2 tbsp low-sodium tamari or water
1 small red onion, finely chopped
55g sun-dried tomatoes, chopped
4 garlic cloves, minced
1 tbsp grated fresh ginger
zest of 1 lemon
pinch of dried chilli flakes (optional)
1 x 400g tin of cooked chickpeas, drained and rinsed
200g baby spinach
1 x 400ml tin of low-fat coconut milk, shaken well before opening
2 tbsp fresh lemon juice
2 tsp smoked paprika
1 tsp ground turmeric
sea salt and freshly ground black pepper
180g quinoa
chopped fresh coriander, to garnish
unsweetened desiccated coconut, to garnish
1 In a large saucepan set over a medium-high heat, heat up the tamari or water.

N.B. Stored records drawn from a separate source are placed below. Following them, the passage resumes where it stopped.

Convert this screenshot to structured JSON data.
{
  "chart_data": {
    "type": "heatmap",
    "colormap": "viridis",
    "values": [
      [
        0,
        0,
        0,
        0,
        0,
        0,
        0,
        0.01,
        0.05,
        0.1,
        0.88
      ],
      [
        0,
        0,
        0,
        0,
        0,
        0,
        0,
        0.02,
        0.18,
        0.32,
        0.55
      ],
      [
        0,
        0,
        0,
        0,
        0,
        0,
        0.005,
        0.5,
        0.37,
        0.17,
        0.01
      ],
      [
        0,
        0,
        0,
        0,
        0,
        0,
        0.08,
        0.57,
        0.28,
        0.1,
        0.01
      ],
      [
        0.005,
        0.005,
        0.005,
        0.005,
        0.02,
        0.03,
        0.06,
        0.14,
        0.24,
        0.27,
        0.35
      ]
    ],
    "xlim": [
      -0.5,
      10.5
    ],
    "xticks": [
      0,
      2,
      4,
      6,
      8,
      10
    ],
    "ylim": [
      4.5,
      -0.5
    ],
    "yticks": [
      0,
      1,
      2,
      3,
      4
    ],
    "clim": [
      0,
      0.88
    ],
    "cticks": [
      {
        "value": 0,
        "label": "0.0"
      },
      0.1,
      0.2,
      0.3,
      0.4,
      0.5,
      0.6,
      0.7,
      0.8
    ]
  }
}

Add the onion and cook for about 5 minutes, until the onion starts to soften. Add the sun-dried tomatoes, garlic, ginger, lemon zest and chilli flakes, if using. Cook for 3 minutes, stirring frequently to prevent them from burning.
2 Turn the heat up to high and add the chickpeas. Cook for 2–3 minutes, until they’re coated with the garlic, ginger and onion mixture and are beginning to turn golden. Add the spinach to the saucepan one handful at a time, stirring to allow it to wilt. Pour in the coconut milk and add the lemon juice, smoked paprika, ground turmeric, salt and pepper. Bring the stew to a simmer, then turn down the heat and cook for 10 minutes, until the chickpeas are warmed through. Taste and add more salt and lemon juice, if desired.
3 Meanwhile, to cook the quinoa, first rinse it well in a sieve under cold running water. Place the rinsed quinoa in a medium-sized saucepan and cover with double its volume of water. Cover the saucepan partly with the lid and bring it to the boil for 2–3 minutes, then lower the heat and allow it to simmer for 10–12 minutes, until most of the water has evaporated and the quinoa seeds have opened out. Remove from the heat and set aside to absorb the remaining water. Season with a pinch of sea salt and freshly ground black pepper.
4 When you’re ready to serve, use a fork to fluff up the quinoa. Divide the quinoa between four bowls and top with the stew. Garnish with the chopped coriander and unsweetened desiccated coconut.